Whether you need to apply for a credit card from a store to buy office furniture for your small business, or you are looking for capital to be able to make the biggest investment decision of your career, your score credit will help you determine your eligibility and that of your small or medium business.
What is a credit score?
A credit score is a 3-digit number that is derived from a mathematical formula that specifically indicates your loan and bill payment history. Two of the largest credit reporting agencies in Canada are: Equifax and TransUnion which use a scale ranging from 300 to 900.
What qualifies a good credit score?
The higher your credit score, the less risk you consider the lender to be, and the more likely you are to be approved for a small business loan and benefit from lower interest rates. For information :
- 300 to 559: low credit score
- 560 to 659: passable credit score
- 660 to 724: good credit score
- 725 to 759: very good credit score
- 760 and +: excellent credit score
How do you determine your credit score?
- Your Credit Card Repayment History: Payment history includes keeping a balance on your credit card or if you have missed payments. The rule of thumb is to make your bill payments in full and not to reach your credit card limit.
- Unpaid debts: be it a student loan, or unpaid lines of credit or credit card, any unpaid debt will affect your credit score.
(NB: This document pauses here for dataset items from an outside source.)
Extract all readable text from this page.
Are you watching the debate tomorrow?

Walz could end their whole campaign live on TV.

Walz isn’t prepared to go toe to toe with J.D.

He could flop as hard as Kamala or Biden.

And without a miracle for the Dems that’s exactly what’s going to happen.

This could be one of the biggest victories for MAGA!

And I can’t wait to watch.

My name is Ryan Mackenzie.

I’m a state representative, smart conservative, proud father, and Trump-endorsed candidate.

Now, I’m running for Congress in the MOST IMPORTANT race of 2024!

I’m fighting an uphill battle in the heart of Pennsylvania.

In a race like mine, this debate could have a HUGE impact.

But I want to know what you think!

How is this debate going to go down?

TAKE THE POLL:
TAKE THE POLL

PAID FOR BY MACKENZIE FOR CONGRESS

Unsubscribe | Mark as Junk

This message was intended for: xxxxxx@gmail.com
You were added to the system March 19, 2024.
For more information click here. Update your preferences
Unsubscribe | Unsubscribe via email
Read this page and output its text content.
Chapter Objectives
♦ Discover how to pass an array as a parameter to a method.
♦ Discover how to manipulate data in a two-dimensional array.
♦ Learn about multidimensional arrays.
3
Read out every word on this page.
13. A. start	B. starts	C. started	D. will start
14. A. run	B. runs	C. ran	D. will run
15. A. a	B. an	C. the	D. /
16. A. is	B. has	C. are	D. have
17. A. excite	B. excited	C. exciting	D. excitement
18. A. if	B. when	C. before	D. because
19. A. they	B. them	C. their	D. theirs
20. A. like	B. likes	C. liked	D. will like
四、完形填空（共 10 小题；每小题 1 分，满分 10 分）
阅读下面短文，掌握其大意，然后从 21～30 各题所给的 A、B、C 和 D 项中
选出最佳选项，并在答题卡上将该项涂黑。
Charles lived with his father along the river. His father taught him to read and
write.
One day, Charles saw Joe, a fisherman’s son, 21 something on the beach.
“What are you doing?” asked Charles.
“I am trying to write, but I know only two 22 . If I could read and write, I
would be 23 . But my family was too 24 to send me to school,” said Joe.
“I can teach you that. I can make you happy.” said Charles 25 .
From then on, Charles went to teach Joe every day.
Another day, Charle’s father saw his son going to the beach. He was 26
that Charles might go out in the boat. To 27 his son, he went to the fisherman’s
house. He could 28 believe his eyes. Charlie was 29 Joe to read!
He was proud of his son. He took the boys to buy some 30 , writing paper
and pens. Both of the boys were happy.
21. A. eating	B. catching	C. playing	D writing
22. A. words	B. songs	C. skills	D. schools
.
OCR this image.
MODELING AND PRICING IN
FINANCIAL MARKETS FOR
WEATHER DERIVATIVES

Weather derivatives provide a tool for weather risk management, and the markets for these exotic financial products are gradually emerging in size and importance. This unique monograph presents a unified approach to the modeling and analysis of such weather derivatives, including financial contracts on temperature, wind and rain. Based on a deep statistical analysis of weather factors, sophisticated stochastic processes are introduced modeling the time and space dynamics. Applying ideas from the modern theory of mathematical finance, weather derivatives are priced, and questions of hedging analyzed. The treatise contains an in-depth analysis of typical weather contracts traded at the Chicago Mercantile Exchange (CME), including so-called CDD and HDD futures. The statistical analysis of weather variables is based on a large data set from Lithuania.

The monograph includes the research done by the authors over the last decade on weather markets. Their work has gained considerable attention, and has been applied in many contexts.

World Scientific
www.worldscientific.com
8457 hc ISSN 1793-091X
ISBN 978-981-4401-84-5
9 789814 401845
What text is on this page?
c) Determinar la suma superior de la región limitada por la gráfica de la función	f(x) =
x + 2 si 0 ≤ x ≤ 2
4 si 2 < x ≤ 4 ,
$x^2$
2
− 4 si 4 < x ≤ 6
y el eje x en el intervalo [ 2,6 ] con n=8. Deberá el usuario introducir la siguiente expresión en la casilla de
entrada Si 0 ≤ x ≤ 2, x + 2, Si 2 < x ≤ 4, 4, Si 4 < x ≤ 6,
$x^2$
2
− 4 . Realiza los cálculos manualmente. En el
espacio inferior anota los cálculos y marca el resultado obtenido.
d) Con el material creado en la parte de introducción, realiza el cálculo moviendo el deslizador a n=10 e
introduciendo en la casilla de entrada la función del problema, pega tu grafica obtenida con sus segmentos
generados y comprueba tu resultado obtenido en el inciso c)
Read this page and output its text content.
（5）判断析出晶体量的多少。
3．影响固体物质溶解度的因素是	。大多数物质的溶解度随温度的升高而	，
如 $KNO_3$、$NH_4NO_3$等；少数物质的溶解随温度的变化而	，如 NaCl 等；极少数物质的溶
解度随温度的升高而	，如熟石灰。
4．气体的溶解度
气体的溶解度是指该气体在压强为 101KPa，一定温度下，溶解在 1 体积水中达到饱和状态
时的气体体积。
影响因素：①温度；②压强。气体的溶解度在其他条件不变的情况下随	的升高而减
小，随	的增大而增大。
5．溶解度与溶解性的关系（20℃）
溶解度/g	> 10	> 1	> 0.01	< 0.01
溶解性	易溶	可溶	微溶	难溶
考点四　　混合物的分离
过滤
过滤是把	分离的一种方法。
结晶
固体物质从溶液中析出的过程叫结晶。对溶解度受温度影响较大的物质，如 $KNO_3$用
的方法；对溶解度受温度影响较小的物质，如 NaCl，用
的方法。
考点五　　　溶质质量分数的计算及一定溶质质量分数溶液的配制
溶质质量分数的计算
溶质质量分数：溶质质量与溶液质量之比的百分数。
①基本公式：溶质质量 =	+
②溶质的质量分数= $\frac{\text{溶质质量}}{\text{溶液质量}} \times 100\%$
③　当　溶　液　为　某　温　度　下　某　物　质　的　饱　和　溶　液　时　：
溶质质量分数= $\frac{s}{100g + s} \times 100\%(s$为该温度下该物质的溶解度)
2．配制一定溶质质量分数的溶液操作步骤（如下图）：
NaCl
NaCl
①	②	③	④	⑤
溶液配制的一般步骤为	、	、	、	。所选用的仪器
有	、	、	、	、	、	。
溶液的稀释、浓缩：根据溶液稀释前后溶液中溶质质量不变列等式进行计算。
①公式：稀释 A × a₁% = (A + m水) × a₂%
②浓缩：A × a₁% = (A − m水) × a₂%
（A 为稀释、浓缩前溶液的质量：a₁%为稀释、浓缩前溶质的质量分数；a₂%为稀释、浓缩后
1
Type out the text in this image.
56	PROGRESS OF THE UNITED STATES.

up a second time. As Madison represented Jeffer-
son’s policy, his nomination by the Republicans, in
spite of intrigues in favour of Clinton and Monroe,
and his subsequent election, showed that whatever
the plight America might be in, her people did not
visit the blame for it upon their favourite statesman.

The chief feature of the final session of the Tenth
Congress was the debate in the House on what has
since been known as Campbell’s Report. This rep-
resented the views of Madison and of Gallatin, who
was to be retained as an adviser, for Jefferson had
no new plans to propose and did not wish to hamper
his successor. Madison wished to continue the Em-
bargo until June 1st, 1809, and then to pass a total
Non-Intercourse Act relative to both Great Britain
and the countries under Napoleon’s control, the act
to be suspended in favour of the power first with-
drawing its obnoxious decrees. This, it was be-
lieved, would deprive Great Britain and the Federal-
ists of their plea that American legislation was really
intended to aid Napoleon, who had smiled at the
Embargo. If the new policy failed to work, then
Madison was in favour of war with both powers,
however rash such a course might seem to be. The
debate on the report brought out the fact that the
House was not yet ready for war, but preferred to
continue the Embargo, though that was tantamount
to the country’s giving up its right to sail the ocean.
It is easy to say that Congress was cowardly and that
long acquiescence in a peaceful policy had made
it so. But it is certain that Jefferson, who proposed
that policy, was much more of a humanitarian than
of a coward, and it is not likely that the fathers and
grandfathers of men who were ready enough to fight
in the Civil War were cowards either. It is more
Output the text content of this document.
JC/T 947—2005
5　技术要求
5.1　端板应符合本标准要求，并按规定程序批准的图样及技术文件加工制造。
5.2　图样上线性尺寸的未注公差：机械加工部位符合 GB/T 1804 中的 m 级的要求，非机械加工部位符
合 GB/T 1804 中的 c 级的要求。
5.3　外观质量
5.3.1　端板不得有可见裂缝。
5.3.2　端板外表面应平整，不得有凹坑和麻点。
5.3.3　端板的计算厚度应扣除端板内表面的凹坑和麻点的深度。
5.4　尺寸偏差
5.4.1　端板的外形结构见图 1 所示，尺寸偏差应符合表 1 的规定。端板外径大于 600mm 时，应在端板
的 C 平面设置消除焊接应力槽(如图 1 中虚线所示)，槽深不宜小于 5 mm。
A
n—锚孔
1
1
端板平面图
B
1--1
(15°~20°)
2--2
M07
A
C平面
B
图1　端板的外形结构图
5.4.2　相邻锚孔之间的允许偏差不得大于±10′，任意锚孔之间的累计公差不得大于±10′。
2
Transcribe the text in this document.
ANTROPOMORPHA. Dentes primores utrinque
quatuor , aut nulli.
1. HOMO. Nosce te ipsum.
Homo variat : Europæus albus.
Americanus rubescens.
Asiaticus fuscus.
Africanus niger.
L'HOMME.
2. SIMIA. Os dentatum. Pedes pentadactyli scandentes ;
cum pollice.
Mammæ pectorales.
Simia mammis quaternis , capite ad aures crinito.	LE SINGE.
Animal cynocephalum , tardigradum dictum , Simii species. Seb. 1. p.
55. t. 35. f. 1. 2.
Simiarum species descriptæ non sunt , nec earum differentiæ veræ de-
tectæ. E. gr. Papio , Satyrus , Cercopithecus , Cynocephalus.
- The number of times you ask for your credit score: whether you believe it or not, your credit score will be affected each time you ask for it; so be careful to make sure you are up to date with the details of your report, but only do this once a year.
- Your Credit History: Your credit history begins when you acquire credit and covers the entire period in which you have been in debt.
- Any declaration of bankruptcy: if there is an archived bankruptcy, this will negatively affect your credit score since you will be considered as being a higher risk for the lender.